Years later, he joined the army and fought in the Vietnam War alongside the American troops, who invited them into their dining hall.
"I looked at the beef, the donuts, cookies, cakes, ice cream — it's all there, anytime," he says. There were no jobs back home. His son, Chae, was just 3, and he and his wife fretted about his future, about hunger.
"I told them, I said, 'I have to try to go to America,'" he remembers. "I just imagined if I go to America, I would have a job, everyday eating beef, cake, Coca-Cola."
And he did.
The family moved to California. He got a job as a welder, then he and his wife bought an ice-cream truck and eventually expanded their fleet to four. They also ran a coin laundry, then a dry cleaner. They worked 80-hour weeks and they didn't mind struggling because they imagined it meant their son wouldn't have to.
In that time, South Korea remade itself, too. His town, in his memory full of squat buildings with limited plumbing and electricity, now has fine restaurants and tall buildings and the most modern technology in the world.
Yet he cannot imagine moving back.
"He's very scared that here will be a war between North and South Korea," says his son, Chae, helping his father, who is still more comfortable speaking Korean, express his thoughts in English.
"In the U.S., we don't have that. Canada isn't the equivalent of North Korea," Chae says. "Here, when he comes back, he's still subjected to that type of talk, that type of politics. He doesn't have to worry about that in the U.S."
While they were planning their trip, tension was escalating between President Donald Trump and Kim Jong Un, the third-generation North Korean leader. Chae asked his father if they might want to reconsider going.
"He was really dismissive," Chae recalls. "He said, Kim Jong Un is all talk. It's just part of living here. Koreans are used to it, because it's always there."
As Song watched the opening ceremony, he saw hope in the presence of North Koreans, whose life he imagines must be a lot like his used to be, back when South Korea was poor.

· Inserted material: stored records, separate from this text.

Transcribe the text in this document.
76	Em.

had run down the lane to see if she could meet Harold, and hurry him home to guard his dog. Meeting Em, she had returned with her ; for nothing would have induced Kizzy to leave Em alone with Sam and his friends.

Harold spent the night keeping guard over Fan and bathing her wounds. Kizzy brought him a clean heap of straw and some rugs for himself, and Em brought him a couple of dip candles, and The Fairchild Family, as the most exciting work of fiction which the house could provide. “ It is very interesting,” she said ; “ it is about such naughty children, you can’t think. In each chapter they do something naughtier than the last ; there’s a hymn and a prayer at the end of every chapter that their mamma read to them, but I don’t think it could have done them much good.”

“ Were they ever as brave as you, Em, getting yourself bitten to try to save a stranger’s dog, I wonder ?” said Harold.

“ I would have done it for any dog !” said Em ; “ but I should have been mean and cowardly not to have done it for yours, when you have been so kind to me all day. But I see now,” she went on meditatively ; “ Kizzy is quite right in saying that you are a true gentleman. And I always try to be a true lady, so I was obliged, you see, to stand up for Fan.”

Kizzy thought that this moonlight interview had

"They must have been amazed seeing the lighting, the firecrackers, the technology. They must have been in awe," he says. He hopes the athletes, the cheerleaders and everyone else who saw it goes home and tells friends and neighbors that South Korea is the land of plenty.
Just like he used to imagine America to be.
"We are the same land, the same people," he says. "The only difference is our thinking."
For now, he's content to spend a week proudly touring his grandchildren around his hometown, regaling them with his childhood stories.
Here is the great gingko tree still standing, he shows them. There is where his childhood home once stood. This is where he used to meet high-school friends, where they'd rub garlic on their faces to make their mustaches grow, just like they once saw in an American movie. They thought it might help. It didn't.
His grandkids howled with laughter, and he beamed.